Drugiego dnia pojechaliśmy na dwudniową wycieczkę do Kazimierza Dolnego nad Wisłą. Zatrzymaliśmy się po drodze w Parchatce, aby poznać wąwozy lessowe. Po wyjściu z jednego z nich i dotarciu na wysoczyznę, odbyliśmy 1,5 -godzinne zajęcia praktyczne. Podczas badań dowiedziałem się, czym jest laska glebowa. Wbijaliśmy ją 1m w ziemię, aby po niedługim czasie  wyjąć i obserwować różne poziomy w glebie: od góry strefa próchniczna, dalej strefa wymycia, potem strefa wmycia i na samym dole mogliśmy zaobserwować skałę macierzystą. Cieszę się, że mogłem to zobaczyć na własne oczy. 
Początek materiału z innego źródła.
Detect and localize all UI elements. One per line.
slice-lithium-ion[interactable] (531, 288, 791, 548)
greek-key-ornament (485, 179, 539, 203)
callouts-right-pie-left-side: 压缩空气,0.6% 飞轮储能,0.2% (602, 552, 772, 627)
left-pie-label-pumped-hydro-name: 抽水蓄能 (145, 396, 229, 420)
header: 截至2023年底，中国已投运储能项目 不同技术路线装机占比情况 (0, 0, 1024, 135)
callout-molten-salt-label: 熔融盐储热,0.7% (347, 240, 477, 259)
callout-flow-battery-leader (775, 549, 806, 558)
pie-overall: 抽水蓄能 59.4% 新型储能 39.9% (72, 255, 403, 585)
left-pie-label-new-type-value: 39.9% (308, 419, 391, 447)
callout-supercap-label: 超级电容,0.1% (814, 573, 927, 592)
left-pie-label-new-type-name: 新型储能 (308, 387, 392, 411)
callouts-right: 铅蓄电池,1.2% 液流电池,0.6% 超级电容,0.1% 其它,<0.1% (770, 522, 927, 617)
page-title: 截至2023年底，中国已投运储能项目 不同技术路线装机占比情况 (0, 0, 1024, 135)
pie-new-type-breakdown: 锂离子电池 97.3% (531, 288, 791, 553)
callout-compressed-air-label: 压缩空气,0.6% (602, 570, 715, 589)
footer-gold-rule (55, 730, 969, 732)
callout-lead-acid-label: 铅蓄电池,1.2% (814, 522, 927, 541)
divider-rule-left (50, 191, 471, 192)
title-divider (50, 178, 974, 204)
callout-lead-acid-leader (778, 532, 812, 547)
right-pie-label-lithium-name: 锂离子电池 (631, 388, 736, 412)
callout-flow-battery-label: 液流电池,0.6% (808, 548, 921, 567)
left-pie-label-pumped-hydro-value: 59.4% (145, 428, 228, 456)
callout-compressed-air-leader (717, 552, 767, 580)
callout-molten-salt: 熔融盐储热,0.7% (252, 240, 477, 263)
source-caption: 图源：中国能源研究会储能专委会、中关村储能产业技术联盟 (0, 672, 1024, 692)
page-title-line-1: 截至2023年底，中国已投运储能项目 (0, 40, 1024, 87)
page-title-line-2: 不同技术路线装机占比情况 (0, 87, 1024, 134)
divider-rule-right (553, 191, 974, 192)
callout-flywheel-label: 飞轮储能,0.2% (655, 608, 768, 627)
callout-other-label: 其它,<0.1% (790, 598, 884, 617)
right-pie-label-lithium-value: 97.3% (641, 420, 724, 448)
Gdy dotarliśmy do Kazimierza, mnie i moich kolegów pozytywnie zaskoczył hotel. Warunki były bajeczne. Oprócz nauki była też rozrywka. Po południu spacerowaliśmy wzdłuż Bulwaru Nadwiślańskiego, chodziliśmy po Rynku w Kazimierzu, kupowaliśmy pamiątki. Cały wieczór spędziliśmy miło i przyjemnie.
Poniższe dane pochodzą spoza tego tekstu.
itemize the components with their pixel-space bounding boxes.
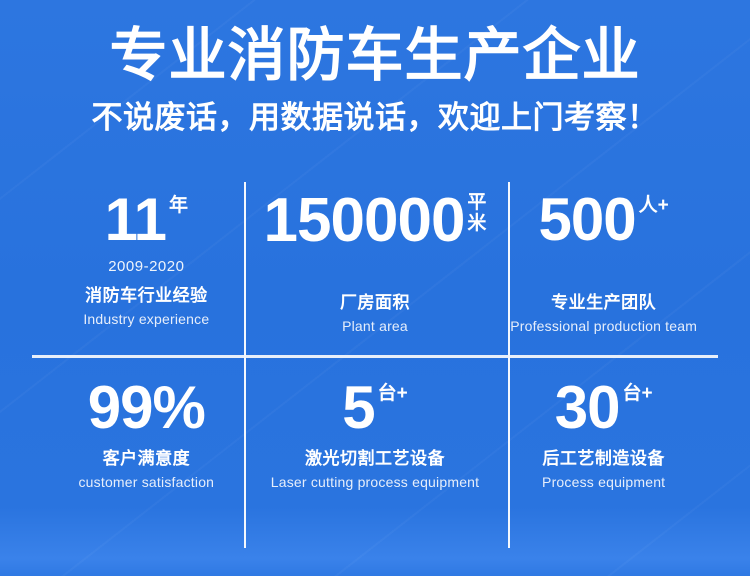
- stat-label-cn: 厂房面积: [340, 288, 410, 313]
- stat-value-group: 30 台+: [555, 378, 653, 438]
- stat-label-en: Industry experience: [83, 311, 209, 327]
- stat-label-cn: 激光切割工艺设备: [305, 444, 445, 469]
- poster-header: 专业消防车生产企业 不说废话，用数据说话，欢迎上门考察！: [0, 24, 750, 136]
- stats-grid: 11 年 2009-2020 消防车行业经验 Industry experien…: [32, 182, 718, 548]
- stat-label-cn: 消防车行业经验: [85, 281, 208, 306]
- stat-value: 500: [539, 190, 636, 250]
- stat-value: 30: [555, 378, 620, 438]
- stat-range: 2009-2020: [108, 258, 184, 275]
- stat-value-group: 99%: [88, 378, 205, 438]
- stat-value-group: 5 台+: [342, 378, 407, 438]
- stat-label-en: Plant area: [342, 318, 408, 334]
- stat-unit: 人+: [639, 196, 669, 216]
- stat-label-en: Professional production team: [510, 318, 697, 334]
- stat-label-en: Laser cutting process equipment: [271, 474, 480, 490]
- stat-label-cn: 后工艺制造设备: [542, 444, 665, 469]
- stat-value-group: 11 年: [105, 190, 188, 250]
- stat-label-en: customer satisfaction: [78, 474, 214, 490]
- page-title: 专业消防车生产企业: [0, 24, 750, 88]
- stat-cell-customer-satisfaction: 99% 客户满意度 customer satisfaction: [32, 356, 261, 548]
- stat-label-en: Process equipment: [542, 474, 665, 490]
- stat-unit: 年: [169, 196, 188, 216]
- stat-label-cn: 专业生产团队: [551, 288, 656, 313]
- stat-value: 150000: [264, 190, 465, 252]
- stat-cell-production-team: 500 人+ 专业生产团队 Professional production te…: [489, 182, 718, 356]
- stat-unit: 台+: [378, 384, 408, 404]
- stat-unit: 台+: [622, 384, 652, 404]
- page-subtitle: 不说废话，用数据说话，欢迎上门考察！: [0, 100, 750, 136]
- stat-value: 11: [105, 190, 166, 250]
- stat-value: 99%: [88, 378, 205, 438]
- promo-poster: 专业消防车生产企业 不说废话，用数据说话，欢迎上门考察！ 11 年 2009-2…: [0, 0, 750, 576]
- stat-value-group: 500 人+: [539, 190, 669, 250]
- stat-cell-plant-area: 150000 平 米 厂房面积 Plant area: [261, 182, 490, 356]
- stat-cell-process-equipment: 30 台+ 后工艺制造设备 Process equipment: [489, 356, 718, 548]
- stat-label-cn: 客户满意度: [103, 444, 191, 469]
- stat-value: 5: [342, 378, 374, 438]
- stat-value-group: 150000 平 米: [264, 190, 487, 252]
- stat-cell-industry-experience: 11 年 2009-2020 消防车行业经验 Industry experien…: [32, 182, 261, 356]
- stat-cell-laser-cutting-equipment: 5 台+ 激光切割工艺设备 Laser cutting process equi…: [261, 356, 490, 548]
- stat-unit: 平 米: [467, 192, 486, 235]
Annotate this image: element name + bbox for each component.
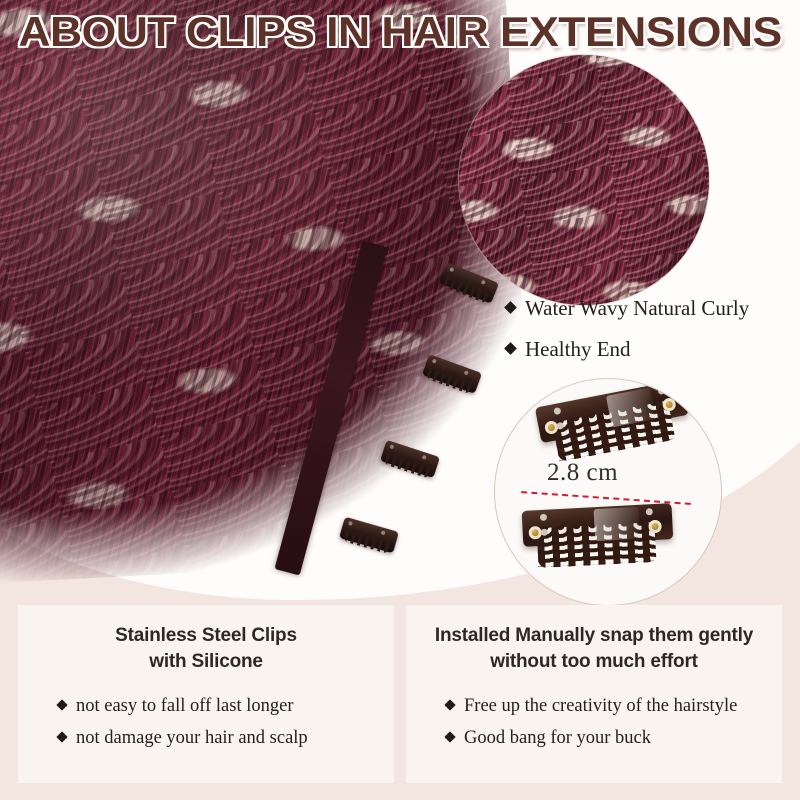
card-item-label: Free up the creativity of the hairstyle (464, 696, 737, 717)
feature-label: Water Wavy Natural Curly (525, 296, 749, 321)
card-title-line2: with Silicone (32, 649, 380, 675)
card-title: Stainless Steel Clips with Silicone (32, 623, 380, 674)
page-title: ABOUT CLIPS IN HAIR EXTENSIONS (0, 8, 800, 56)
curly-hair-circle-inset (459, 55, 709, 305)
card-list-item: not damage your hair and scalp (58, 728, 380, 749)
diamond-bullet-icon (504, 301, 517, 314)
card-bullet-list: Free up the creativity of the hairstyle … (420, 696, 768, 749)
card-list-item: Free up the creativity of the hairstyle (446, 696, 768, 717)
snap-clip-detail-circle: 2.8 cm (494, 378, 722, 606)
diamond-bullet-icon (504, 342, 517, 355)
card-installed-manually: Installed Manually snap them gently with… (406, 605, 782, 783)
card-item-label: not easy to fall off last longer (76, 696, 294, 717)
card-title-line1: Installed Manually snap them gently (420, 623, 768, 649)
card-item-label: Good bang for your buck (464, 728, 651, 749)
snap-clip-top (535, 379, 693, 465)
card-item-label: not damage your hair and scalp (76, 728, 308, 749)
hair-shading (0, 0, 535, 584)
bottom-cards: Stainless Steel Clips with Silicone not … (18, 605, 782, 783)
card-bullet-list: not easy to fall off last longer not dam… (32, 696, 380, 749)
diamond-bullet-icon (56, 700, 67, 711)
card-list-item: Good bang for your buck (446, 728, 768, 749)
card-title-line1: Stainless Steel Clips (32, 623, 380, 649)
main-hair-image (0, 0, 535, 584)
feature-item: Healthy End (506, 337, 796, 362)
feature-item: Water Wavy Natural Curly (506, 296, 796, 321)
card-title: Installed Manually snap them gently with… (420, 623, 768, 674)
diamond-bullet-icon (56, 732, 67, 743)
clip-highlight (594, 507, 641, 541)
snap-clip-bottom (522, 503, 675, 569)
measurement-label: 2.8 cm (547, 459, 618, 487)
feature-label: Healthy End (525, 337, 631, 362)
feature-list: Water Wavy Natural Curly Healthy End (506, 296, 796, 378)
diamond-bullet-icon (444, 700, 455, 711)
card-title-line2: without too much effort (420, 649, 768, 675)
card-list-item: not easy to fall off last longer (58, 696, 380, 717)
card-stainless-steel-clips: Stainless Steel Clips with Silicone not … (18, 605, 394, 783)
diamond-bullet-icon (444, 732, 455, 743)
inset-hair-strands (459, 55, 709, 305)
infographic-canvas: ABOUT CLIPS IN HAIR EXTENSIONS Water Wav… (0, 0, 800, 800)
Drugiego dnia (niestety ostatniego) przed południem pojechaliśmy kilka kilometrów od Kazimierza na wzgórze w Mięćmierzu, skąd mieliśmy dobry widok na Wisłę. Tam nasi prowadzący mówili m.in. o powodziach i zapobieganiu im. Opowiadali również o lodowcach.

Zaskoczył nas niespodziewany gość. Był to artysta malarz mieszkający w pobliskiej wsi. Opowiedział nam o tym, że jeszcze 800 lat temu centralnie obok nas stał totem jednego ze słowiańskich bogów. Bardzo nas zaciekawił ten temat i pilnie słuchaliśmy jego opowieści.

Po południu podzieliliśmy się na 3 grupy: bodziaki, gołębie oraz grupę dziewcząt. Każdy zespół miał jednego opiekuna oraz GPS. Naszym zadaniem było dojść do punktów , których było 5 i odgadnąć hasło. Zabawa była super!

Wróciłem zmęczony, ale szczęśliwy. Moim zdaniem, warto jeździć na tego typu projekty. Oby w naszej szkole było ich więcej.

Marcin Bicz


 

Na wycieczce podobały mi się wąwozy, lepienie z lessu, mierzenie gleby, gra terenowa  z GPS-em po Rynku w Kazimierzu Dolnym. Zapoznałem  się z różnymi rodzajami  gleb, np. z glebą brunatną, bielicową, płową oraz czarnoziemem.

Moim zdaniem, powinno być takich wycieczek więcej, bardzo mi się takie zajęcia podobają. Poleciłem moim kolegom i zachęciłem  ich do udziału w przyszłości,  gdy będzie taka możliwość.

Kacper Pawłowski


 

Oba wyjazdy były atrakcyjne ponieważ:

- panowała tam miła atmosfera,

- dużo się nauczyłem i nie sądziłem, że temat gleby może być aż taki ciekawy.

W pamięci najbardziej utkwił mi fragment zajęć o właściwościach sorpcyjnych gleb i myślę, że gdybym sięgnął po książkę na ten temat, na pewno nie zdobyłbym takiej wiedzy, jaką posiadam teraz.

Karol Graboś


 

 Wycieczka do Lublina na UMCS była bardzo interesująca. Najbardziej podobało mi się badanie różnych rodzajów gleb. Nauczyłem się, jak wygląda profil gleby. Podczas wycieczki do Kazimierza Dolnego bardzo dobrze się bawiłem mimo deszczowej pogody. Widziałem, jak środowisko i działalność człowieka wpływa na kształtowanie się terenu. Obie wycieczki były bardzo ciekawe i pouczające.